NEW YORK — Volcanoes were erupting on the mysterious far side of the moon billions of years ago just like on the side that we can see, new research confirms.
Researchers analyzed lunar soil brought back by China's Chang'e-6, the first spacecraft to return with a haul of rocks and dirt from the little-explored far side.
Two separate teams found fragments of volcanic rock that were about 2.8 billion years old. One piece was even more ancient, dating back to 4.2 billion years.
“To obtain a sample from this area is really important because it’s an area that otherwise we have no data for,” said Christopher Hamilton, a planetary volcano expert at the University of Arizona who was not involved with the research.

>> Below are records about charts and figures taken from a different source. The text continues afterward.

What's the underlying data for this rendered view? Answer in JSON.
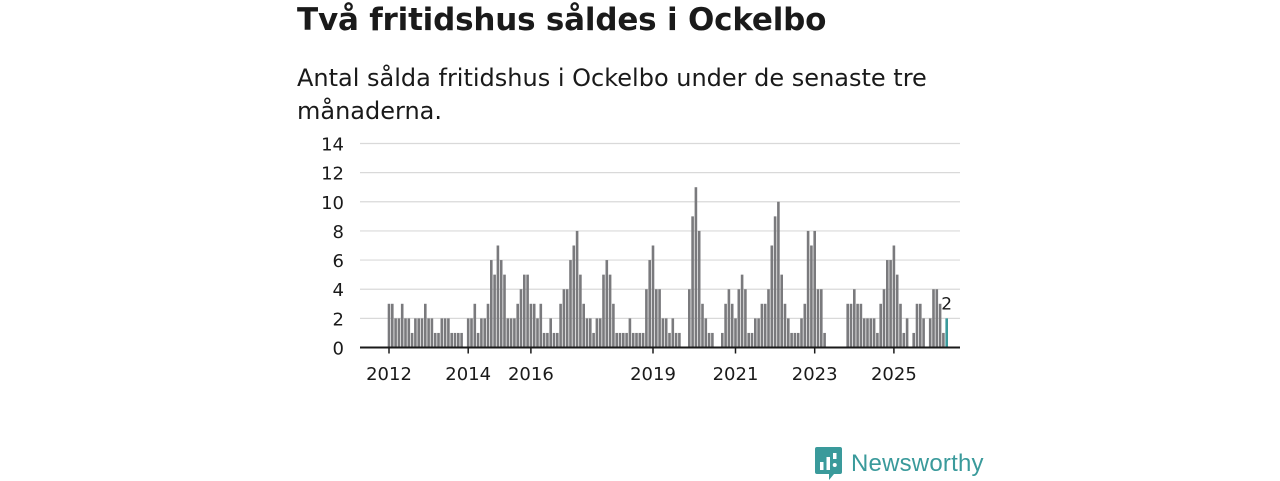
{
  "title": "Två fritidshus såldes i Ockelbo",
  "subtitle": "Antal sålda fritidshus i Ockelbo under de senaste tre månaderna.",
  "brand": {
    "name": "Newsworthy",
    "icon": "newsworthy-logo-icon",
    "color": "#3a9a9b"
  },
  "colors": {
    "bar": "#7a7a7d",
    "highlight": "#3a9a9b",
    "grid": "#d9d9d9",
    "axis": "#1a1a1a"
  },
  "chart_data": {
    "type": "bar",
    "title": "Två fritidshus såldes i Ockelbo",
    "xlabel": "",
    "ylabel": "",
    "ylim": [
      0,
      14
    ],
    "yticks": [
      0,
      2,
      4,
      6,
      8,
      10,
      12,
      14
    ],
    "grid": true,
    "xticks": [
      {
        "label": "2012",
        "index": 0
      },
      {
        "label": "2014",
        "index": 24
      },
      {
        "label": "2016",
        "index": 43
      },
      {
        "label": "2019",
        "index": 80
      },
      {
        "label": "2021",
        "index": 105
      },
      {
        "label": "2023",
        "index": 129
      },
      {
        "label": "2025",
        "index": 153
      }
    ],
    "values": [
      3,
      3,
      2,
      2,
      3,
      2,
      2,
      1,
      2,
      2,
      2,
      3,
      2,
      2,
      1,
      1,
      2,
      2,
      2,
      1,
      1,
      1,
      1,
      0,
      2,
      2,
      3,
      1,
      2,
      2,
      3,
      6,
      5,
      7,
      6,
      5,
      2,
      2,
      2,
      3,
      4,
      5,
      5,
      3,
      3,
      2,
      3,
      1,
      1,
      2,
      1,
      1,
      3,
      4,
      4,
      6,
      7,
      8,
      5,
      3,
      2,
      2,
      1,
      2,
      2,
      5,
      6,
      5,
      3,
      1,
      1,
      1,
      1,
      2,
      1,
      1,
      1,
      1,
      4,
      6,
      7,
      4,
      4,
      2,
      2,
      1,
      2,
      1,
      1,
      0,
      0,
      4,
      9,
      11,
      8,
      3,
      2,
      1,
      1,
      0,
      0,
      1,
      3,
      4,
      3,
      2,
      4,
      5,
      4,
      1,
      1,
      2,
      2,
      3,
      3,
      4,
      7,
      9,
      10,
      5,
      3,
      2,
      1,
      1,
      1,
      2,
      3,
      8,
      7,
      8,
      4,
      4,
      1,
      0,
      0,
      0,
      0,
      0,
      0,
      3,
      3,
      4,
      3,
      3,
      2,
      2,
      2,
      2,
      1,
      3,
      4,
      6,
      6,
      7,
      5,
      3,
      1,
      2,
      0,
      1,
      3,
      3,
      2,
      0,
      2,
      4,
      4,
      3,
      1,
      2
    ],
    "highlight_index": 169,
    "annotation": {
      "index": 169,
      "text": "2"
    }
  }
}
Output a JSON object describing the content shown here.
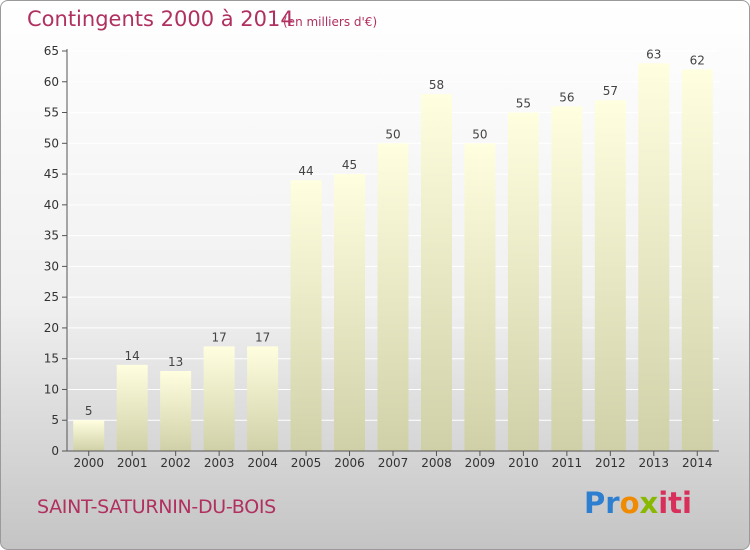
{
  "header": {
    "title": "Contingents 2000 à 2014",
    "subtitle": "(en milliers d'€)"
  },
  "footer": {
    "commune": "SAINT-SATURNIN-DU-BOIS",
    "logo_parts": [
      "Pr",
      "o",
      "x",
      "iti"
    ]
  },
  "colors": {
    "title": "#b03060",
    "bar_light": "#ffffe0",
    "bar_dark": "#d0d0a8",
    "grid": "#ffffff"
  },
  "chart_data": {
    "type": "bar",
    "title": "Contingents 2000 à 2014",
    "subtitle": "(en milliers d'€)",
    "categories": [
      "2000",
      "2001",
      "2002",
      "2003",
      "2004",
      "2005",
      "2006",
      "2007",
      "2008",
      "2009",
      "2010",
      "2011",
      "2012",
      "2013",
      "2014"
    ],
    "values": [
      5,
      14,
      13,
      17,
      17,
      44,
      45,
      50,
      58,
      50,
      55,
      56,
      57,
      63,
      62
    ],
    "ylim": [
      0,
      65
    ],
    "yticks": [
      0,
      5,
      10,
      15,
      20,
      25,
      30,
      35,
      40,
      45,
      50,
      55,
      60,
      65
    ],
    "grid": true,
    "data_labels": true
  }
}
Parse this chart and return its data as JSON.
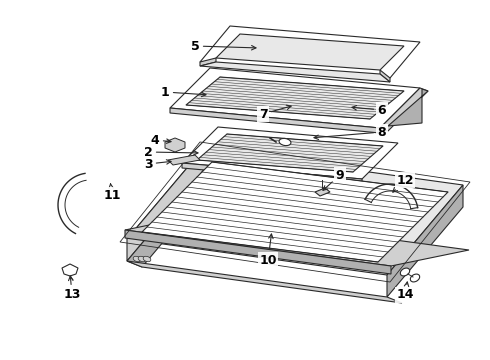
{
  "bg_color": "#ffffff",
  "line_color": "#2a2a2a",
  "label_color": "#000000",
  "figsize": [
    4.9,
    3.6
  ],
  "dpi": 100,
  "lw": 0.8
}
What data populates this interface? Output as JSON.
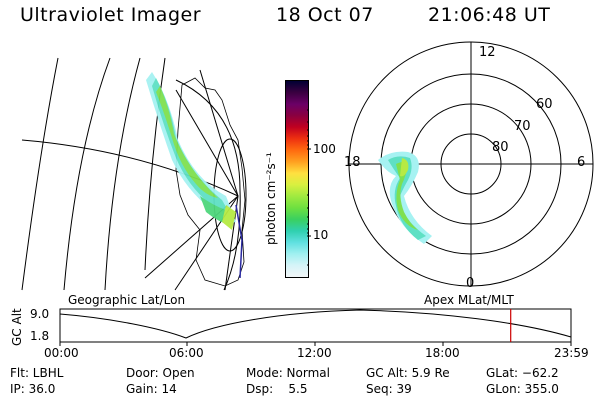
{
  "header": {
    "title": "Ultraviolet Imager",
    "date": "18 Oct 07",
    "time": "21:06:48 UT"
  },
  "colorbar": {
    "label": "photon cm⁻²s⁻¹",
    "ticks": [
      "100",
      "10"
    ],
    "colors": [
      "#000033",
      "#3a0040",
      "#6b0066",
      "#8a0040",
      "#c00020",
      "#ee3010",
      "#ff6a10",
      "#ffa020",
      "#ffe040",
      "#d8f040",
      "#a0ea40",
      "#6ee040",
      "#3ad060",
      "#30d0b0",
      "#60e0e0",
      "#a0f0f0",
      "#d6f4f8",
      "#f2f6f8"
    ]
  },
  "left_map": {
    "label": "Geographic Lat/Lon"
  },
  "right_map": {
    "label": "Apex MLat/MLT",
    "mlt_labels": [
      "12",
      "18",
      "6",
      "0"
    ],
    "mlat_labels": [
      "60",
      "70",
      "80"
    ]
  },
  "orbit": {
    "ylabel": "GC Alt",
    "yticks": [
      "9.0",
      "1.8"
    ],
    "xticks": [
      "00:00",
      "06:00",
      "12:00",
      "18:00",
      "23:59"
    ],
    "marker_color": "#cc0000",
    "marker_time_fraction": 0.882
  },
  "info": {
    "row1": [
      "Flt: LBHL",
      "Door: Open",
      "Mode: Normal",
      "GC Alt: 5.9 Re",
      "GLat: −62.2"
    ],
    "row2": [
      "IP: 36.0",
      "Gain: 14",
      "Dsp:    5.5",
      "Seq: 39",
      "GLon: 355.0"
    ]
  }
}
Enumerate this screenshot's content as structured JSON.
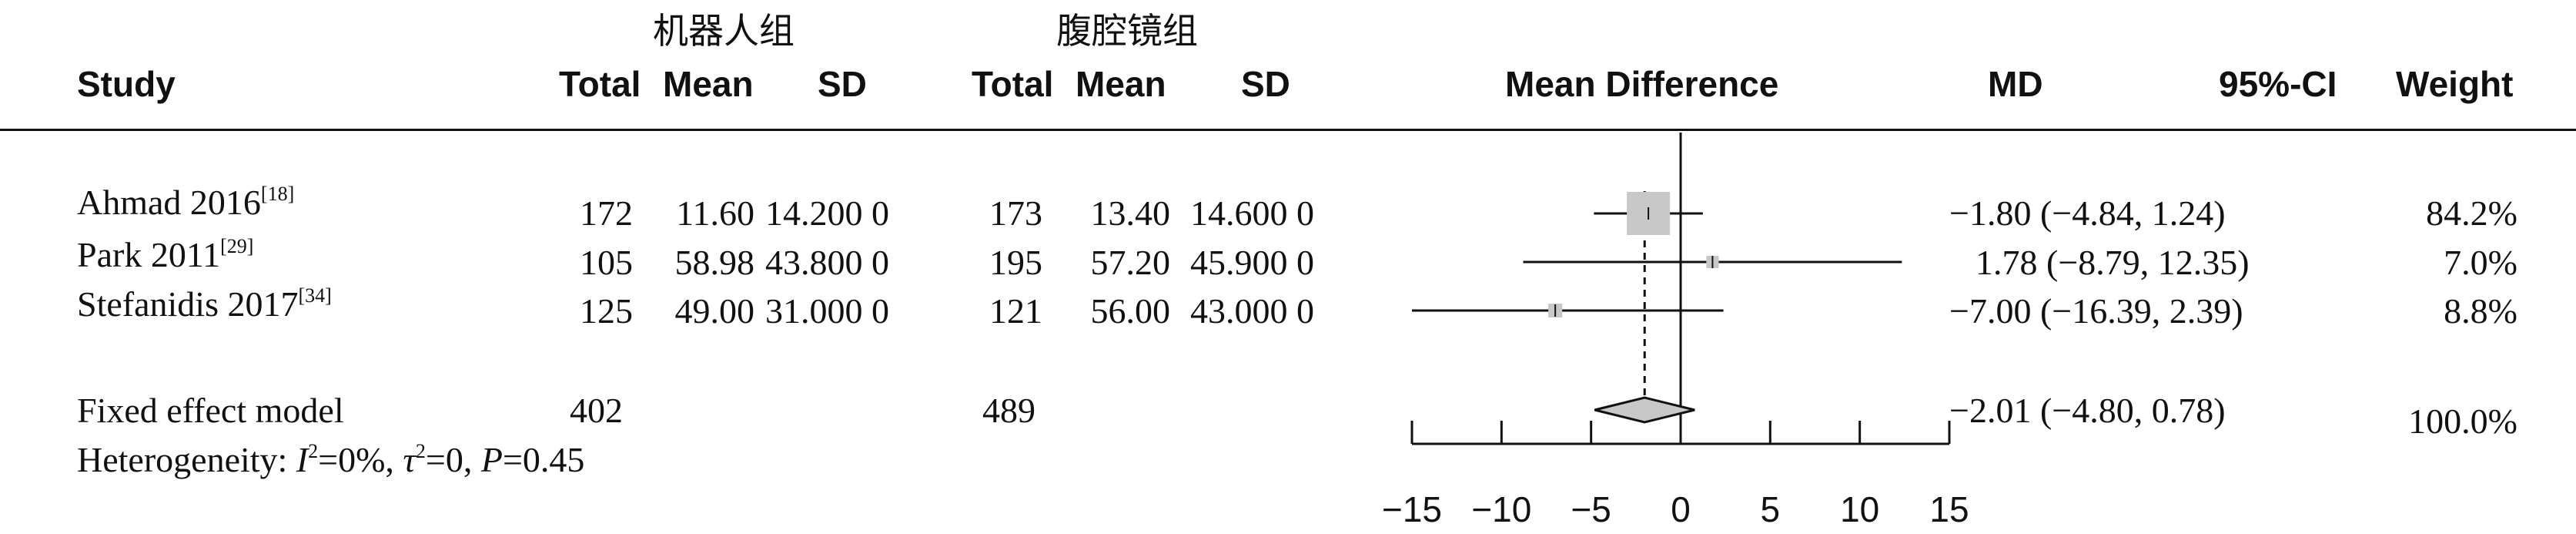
{
  "groups": {
    "robot": "机器人组",
    "laparoscopy": "腹腔镜组"
  },
  "headers": {
    "study": "Study",
    "total1": "Total",
    "mean1": "Mean",
    "sd1": "SD",
    "total2": "Total",
    "mean2": "Mean",
    "sd2": "SD",
    "md_plot": "Mean Difference",
    "md": "MD",
    "ci": "95%-CI",
    "weight": "Weight"
  },
  "studies": [
    {
      "name": "Ahmad 2016",
      "ref": "[18]",
      "total1": "172",
      "mean1": "11.60",
      "sd1": "14.200 0",
      "total2": "173",
      "mean2": "13.40",
      "sd2": "14.600 0",
      "md_ci": "−1.80 (−4.84, 1.24)",
      "weight": "84.2%"
    },
    {
      "name": "Park 2011",
      "ref": "[29]",
      "total1": "105",
      "mean1": "58.98",
      "sd1": "43.800 0",
      "total2": "195",
      "mean2": "57.20",
      "sd2": "45.900 0",
      "md_ci": "1.78 (−8.79, 12.35)",
      "weight": "7.0%"
    },
    {
      "name": "Stefanidis 2017",
      "ref": "[34]",
      "total1": "125",
      "mean1": "49.00",
      "sd1": "31.000 0",
      "total2": "121",
      "mean2": "56.00",
      "sd2": "43.000 0",
      "md_ci": "−7.00 (−16.39, 2.39)",
      "weight": "8.8%"
    }
  ],
  "summary": {
    "label": "Fixed effect model",
    "total1": "402",
    "total2": "489",
    "md_ci": "−2.01 (−4.80, 0.78)",
    "weight": "100.0%"
  },
  "heterogeneity": {
    "prefix": "Heterogeneity: ",
    "i2": "=0%, ",
    "tau2": "=0, ",
    "p": "=0.45"
  },
  "chart_data": {
    "type": "forest",
    "xlabel": "",
    "xlim": [
      -15,
      15
    ],
    "xticks": [
      -15,
      -10,
      -5,
      0,
      5,
      10,
      15
    ],
    "reference_line": 0,
    "studies": [
      {
        "name": "Ahmad 2016",
        "md": -1.8,
        "lower": -4.84,
        "upper": 1.24,
        "weight": 84.2
      },
      {
        "name": "Park 2011",
        "md": 1.78,
        "lower": -8.79,
        "upper": 12.35,
        "weight": 7.0
      },
      {
        "name": "Stefanidis 2017",
        "md": -7.0,
        "lower": -16.39,
        "upper": 2.39,
        "weight": 8.8
      }
    ],
    "pooled": {
      "name": "Fixed effect model",
      "md": -2.01,
      "lower": -4.8,
      "upper": 0.78,
      "weight": 100.0
    },
    "colors": {
      "box": "#c8c8c8",
      "diamond": "#c8c8c8",
      "line": "#111111"
    }
  }
}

Scientists know there were active volcanoes on the near side, the part of the moon seen from Earth, dating back to a similar time frame. Previous studies, including data from NASA's Lunar Reconnaissance Orbiter, suggested the far side might also have a volcanic past. The first samples from that region facing away from Earth confirm an active history.
The results were published Friday in the journals Nature and Science.
China has launched several spacecraft to the moon. In 2020, the Chang’e-5 spacecraft returned moon rocks from the near side, the first since those collected by NASA’s Apollo astronauts and Soviet Union spacecraft in the 1970s. The Chang'e-4 spacecraft became the first to visit the moon's far side in 2019.
The moon’s far side is pockmarked by craters and has fewer of the near side’s flat, dark plains carved by lava flows. Why the two halves are so different remains a mystery, said study co-author Qiu-Li Li from the Chinese Academy of Sciences.
Li said the new findings reveal over 1 billion years of volcanic eruptions on the lunar far side. Future research will determine how the activity lasted so long.